Skillet-braised chicken

I've decided to cook my way through a food science cookbook (The Food Lab by J. Kenji López-Alt). You know, Julie & Julia style. Except a tad nerdier. (Let's see how far I get...) Yesterday I made a modified version of "Easy skillet-braised chicken with tomatoes, olives, and capers". No olives though, thank you very much.

Introduction: Chicken legs contain dark meat, also known as "slow-twitch muscle", which has a lot of capillaries (that's why it's dark). Dark meat also has more connective tissue than white meat. For this cut of meat, slow braising (low and slow) is perfect. (White meat should be cooked hot and fast.) The connective tissue in dark meat softens as you cook it (i.e., it turns into gelatin) and the meat becomes nice and tender. But beware of the skin! Nobody likes a soggy chicken skin. Nobody. Take care to really brown the skin (i.e., don't touch it for the 4 minutes in the pan) before you braise it to render the fat and enhance flavor. And then keep the chicken skin above the level of the sauce while slow-cooking it in the oven.

Materials:

- 3 chicken legs, skin on

- salt and pepper

- 1 tablespoon EVOO

- 1 small yellow onion, finely chopped

- 1 clove garlic, minced

- 1/2 tablespoon paprika

- 1/2 tablespoon ground cumin

- 1/2 cup dry white wine

- about 14 oz crushed tomatoes (1/2 of a 28 oz can)
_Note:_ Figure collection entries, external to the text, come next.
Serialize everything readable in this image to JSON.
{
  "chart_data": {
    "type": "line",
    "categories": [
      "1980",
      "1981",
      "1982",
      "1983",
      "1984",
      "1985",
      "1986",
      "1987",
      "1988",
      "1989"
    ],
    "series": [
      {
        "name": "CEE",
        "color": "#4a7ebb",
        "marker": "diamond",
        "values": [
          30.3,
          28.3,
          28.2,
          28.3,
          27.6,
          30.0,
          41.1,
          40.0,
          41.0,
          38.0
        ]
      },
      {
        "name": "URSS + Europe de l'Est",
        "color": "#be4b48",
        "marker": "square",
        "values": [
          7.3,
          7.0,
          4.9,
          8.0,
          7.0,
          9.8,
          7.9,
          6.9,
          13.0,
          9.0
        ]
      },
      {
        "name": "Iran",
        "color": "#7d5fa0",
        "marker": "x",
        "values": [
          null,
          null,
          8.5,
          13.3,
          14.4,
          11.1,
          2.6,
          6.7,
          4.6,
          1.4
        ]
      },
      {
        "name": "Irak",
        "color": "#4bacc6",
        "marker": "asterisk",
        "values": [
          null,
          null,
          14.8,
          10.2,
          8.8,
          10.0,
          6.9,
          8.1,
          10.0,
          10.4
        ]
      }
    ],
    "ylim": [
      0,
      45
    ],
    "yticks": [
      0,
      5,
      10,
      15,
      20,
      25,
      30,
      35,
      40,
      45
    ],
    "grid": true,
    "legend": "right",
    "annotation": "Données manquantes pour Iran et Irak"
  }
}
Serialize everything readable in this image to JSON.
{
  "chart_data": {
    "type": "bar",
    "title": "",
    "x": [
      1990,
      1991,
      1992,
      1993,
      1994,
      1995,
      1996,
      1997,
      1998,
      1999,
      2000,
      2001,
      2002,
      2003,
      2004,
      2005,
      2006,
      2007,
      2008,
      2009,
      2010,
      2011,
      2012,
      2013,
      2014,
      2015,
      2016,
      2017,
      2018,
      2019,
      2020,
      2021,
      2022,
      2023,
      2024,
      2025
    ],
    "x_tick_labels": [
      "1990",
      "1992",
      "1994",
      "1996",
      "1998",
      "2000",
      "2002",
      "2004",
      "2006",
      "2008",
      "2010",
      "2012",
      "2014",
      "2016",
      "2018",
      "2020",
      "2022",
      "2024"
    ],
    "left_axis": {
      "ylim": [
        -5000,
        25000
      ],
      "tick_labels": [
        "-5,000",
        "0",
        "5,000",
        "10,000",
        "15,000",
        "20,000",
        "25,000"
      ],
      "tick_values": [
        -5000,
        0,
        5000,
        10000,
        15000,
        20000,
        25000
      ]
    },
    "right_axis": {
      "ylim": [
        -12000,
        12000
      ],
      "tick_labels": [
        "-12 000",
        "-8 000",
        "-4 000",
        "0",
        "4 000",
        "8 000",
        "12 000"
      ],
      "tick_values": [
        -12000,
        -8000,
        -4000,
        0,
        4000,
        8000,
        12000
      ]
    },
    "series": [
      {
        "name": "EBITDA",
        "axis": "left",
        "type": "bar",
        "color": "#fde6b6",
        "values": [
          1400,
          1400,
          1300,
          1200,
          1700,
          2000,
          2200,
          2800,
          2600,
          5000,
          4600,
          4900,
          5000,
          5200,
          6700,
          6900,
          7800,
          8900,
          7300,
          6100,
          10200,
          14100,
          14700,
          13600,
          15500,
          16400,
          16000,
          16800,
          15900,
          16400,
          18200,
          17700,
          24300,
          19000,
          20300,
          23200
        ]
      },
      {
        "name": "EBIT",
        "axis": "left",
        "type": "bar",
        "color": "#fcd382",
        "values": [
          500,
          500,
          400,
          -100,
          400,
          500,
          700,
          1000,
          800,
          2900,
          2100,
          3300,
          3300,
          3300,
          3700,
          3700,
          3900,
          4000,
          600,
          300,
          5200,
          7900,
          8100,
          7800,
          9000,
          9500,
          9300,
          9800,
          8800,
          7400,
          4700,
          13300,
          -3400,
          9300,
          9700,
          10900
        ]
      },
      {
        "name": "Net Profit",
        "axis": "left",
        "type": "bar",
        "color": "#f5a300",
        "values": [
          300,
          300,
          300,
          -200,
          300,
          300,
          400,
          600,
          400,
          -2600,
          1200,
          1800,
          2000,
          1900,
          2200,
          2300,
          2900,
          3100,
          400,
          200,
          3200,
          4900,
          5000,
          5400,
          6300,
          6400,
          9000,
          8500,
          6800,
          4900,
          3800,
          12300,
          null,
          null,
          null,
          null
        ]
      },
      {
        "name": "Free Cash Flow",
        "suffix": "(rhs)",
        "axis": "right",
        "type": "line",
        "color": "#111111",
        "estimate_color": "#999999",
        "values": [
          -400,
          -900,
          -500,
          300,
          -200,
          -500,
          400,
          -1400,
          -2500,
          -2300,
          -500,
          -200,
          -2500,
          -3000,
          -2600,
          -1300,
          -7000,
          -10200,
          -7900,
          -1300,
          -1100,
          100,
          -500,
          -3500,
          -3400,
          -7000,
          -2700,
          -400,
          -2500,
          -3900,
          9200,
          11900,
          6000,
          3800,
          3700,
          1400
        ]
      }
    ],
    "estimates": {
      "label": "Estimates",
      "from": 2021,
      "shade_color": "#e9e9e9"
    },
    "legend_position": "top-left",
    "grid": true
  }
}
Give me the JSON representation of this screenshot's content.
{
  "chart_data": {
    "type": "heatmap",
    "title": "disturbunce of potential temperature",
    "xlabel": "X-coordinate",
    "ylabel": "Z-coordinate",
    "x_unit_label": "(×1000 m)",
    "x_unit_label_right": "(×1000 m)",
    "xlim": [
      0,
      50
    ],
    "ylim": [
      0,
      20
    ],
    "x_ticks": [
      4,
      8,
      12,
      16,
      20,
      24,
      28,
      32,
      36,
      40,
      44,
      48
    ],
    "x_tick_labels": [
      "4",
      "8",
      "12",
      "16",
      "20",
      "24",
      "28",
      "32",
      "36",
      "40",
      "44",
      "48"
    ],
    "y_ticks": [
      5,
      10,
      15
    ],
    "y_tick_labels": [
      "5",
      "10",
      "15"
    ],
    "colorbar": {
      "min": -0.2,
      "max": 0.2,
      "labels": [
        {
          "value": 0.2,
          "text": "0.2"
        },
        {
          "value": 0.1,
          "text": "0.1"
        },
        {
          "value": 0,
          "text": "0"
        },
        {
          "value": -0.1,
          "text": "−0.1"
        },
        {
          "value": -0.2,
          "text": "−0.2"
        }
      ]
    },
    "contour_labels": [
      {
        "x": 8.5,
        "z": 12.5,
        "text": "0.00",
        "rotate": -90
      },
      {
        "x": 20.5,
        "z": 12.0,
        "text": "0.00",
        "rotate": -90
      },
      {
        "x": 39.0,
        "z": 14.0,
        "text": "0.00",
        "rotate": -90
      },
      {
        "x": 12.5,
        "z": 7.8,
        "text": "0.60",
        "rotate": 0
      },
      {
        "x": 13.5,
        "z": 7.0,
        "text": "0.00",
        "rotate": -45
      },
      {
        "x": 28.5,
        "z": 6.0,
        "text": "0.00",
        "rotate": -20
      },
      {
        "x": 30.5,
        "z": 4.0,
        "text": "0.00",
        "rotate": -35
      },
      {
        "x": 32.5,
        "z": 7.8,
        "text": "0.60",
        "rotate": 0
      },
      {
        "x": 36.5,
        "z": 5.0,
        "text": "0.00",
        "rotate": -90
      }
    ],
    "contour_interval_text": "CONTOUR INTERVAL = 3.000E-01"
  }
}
- 1/4 cup low-sodium chicken stock

- 2 tablespoons capers, rinsed, roughly chopped

- 2 tablespoons cilantro leaves, torn

- juice from 1 lime

Methods: Preheat the oven to 350 degrees F. Season the chicken with salt and pepper. Heat the oil in a saucepan over high heat. Add the chicken, skin side down. Partially cover with a lid for 4 minutes until golden brown. Flip the chicken and cook for another 3 minutes. Transfer the chicken to a plate. Reduce the heat to medium-high. Add the onions and cook for about 4 minutes until softened. Add the garlic and cook for about 30 seconds. Add the paprika and cumin and cook for about 1 minute. Add the white wine. Use a wooden spoon to scrape up the "brown bits" on the bottom of the pan. Add the crushed tomatoes, chicken stock, and capers. Bring the sauce to a boil. Add the chicken, skin side up. Cook in the oven with the lid on for about 20 minutes. Remove the lid and cook for another 20 minutes until the chicken is tender. Add the cilantro and lime juice. Season with salt and pepper. Serve with lots of crusty bread.

Results and Discussion: I was a little skeptical about capers + cumin + cilantro. But the final product was quite nice! And pretty easy, I must say. I bet this recipe would be just as yummy if substituted lemon for the lime, thyme for the paprika and cumin, and parsley for the cilantro. Just sayin'.